Castle Island's Web site
Internet Editorial

By Terry Wohlers

An edited version was published in Rapid Prototyping Journal, Vol. 7, No. 5, 2001, MCB University Press. Copyright 2001 by Terry T. Wohlers

From time to time, you discover a website that is loaded with useful information, costs nothing to use it, and is light on advertising.  Castle Island Company offers such a website (http://home.att.net/~castleisland).  The site includes a directory of service bureaus, an RP patents database, and a listing of RP publications.  It also includes listings of RP machine and materials manufacturers, an introduction to RP technologies, a brief tutorial on RP and rapid tooling, and a discussion on medical applications of RP.  

The website was developed and is being maintained by Ed Grenda, an electronics engineer based in Arlington, Massachusetts, USA.  Grenda founded and was CEO of Cambridge Technology, a leading manufacturer of optical scanning instrumentation.  In addition to optical components, Grenda has experience in the development of electromechanical systems such as computer peripherals, printers, optical character readers, and data collection terminals.  Today, he spends much of his time building the Castle Island website.

The service bureau listings, referred to by Grenda as the Worldwide RP Service Bureau Directory, include 540 service provider locations with descriptions.  The companies are categorized by geographic region, so it’s easy to find a company by region.  Keeping the directory up-to-date, however, looks like an almost impossible job.

It’s easy to tell that Grenda spends considerable time with his RP patent database.  As of August 2001, it included nearly 750 RP-related patents filed in the USA. Due to recent legal changes, according to Grenda, published patent applications are now also available.  The patent database includes a search engine that helps find patents by topic.

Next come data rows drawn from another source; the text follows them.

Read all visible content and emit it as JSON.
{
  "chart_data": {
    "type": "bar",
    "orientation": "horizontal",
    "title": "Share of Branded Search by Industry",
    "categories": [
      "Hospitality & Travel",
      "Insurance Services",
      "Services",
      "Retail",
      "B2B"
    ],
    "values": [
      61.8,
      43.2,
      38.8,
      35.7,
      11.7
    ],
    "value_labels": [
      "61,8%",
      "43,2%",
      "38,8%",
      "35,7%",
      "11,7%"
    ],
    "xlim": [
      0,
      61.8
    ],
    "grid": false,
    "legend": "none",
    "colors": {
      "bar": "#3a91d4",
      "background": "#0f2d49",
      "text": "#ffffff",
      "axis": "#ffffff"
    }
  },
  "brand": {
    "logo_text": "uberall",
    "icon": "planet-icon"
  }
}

The listing of RP publications, dubbed The Mother of All RP Bibliographies, includes nearly 3,400 references.  Grenda says that it is the largest source of technical information on RP in the world.  Its search engine did not find any matches when I entered “market trends” which I found a little odd.  Also, it did not find a listing for an established RP publication, so it may exclude others too.  Recent additions to the database include abstracts of dissertations and reports from Clemson University's Laboratory to Advance Industrial Prototyping. 

The website can be a little difficult to navigate and it could include more pictures and graphics to help offset the paragraphs of text that might overwhelm some visitors.  Overall, however, Grenda did a fine job pulling together the information and making it available at the website.  He is a good researcher and an excellent writer and I recommend the site to anyone interested in the subject of rapid prototyping.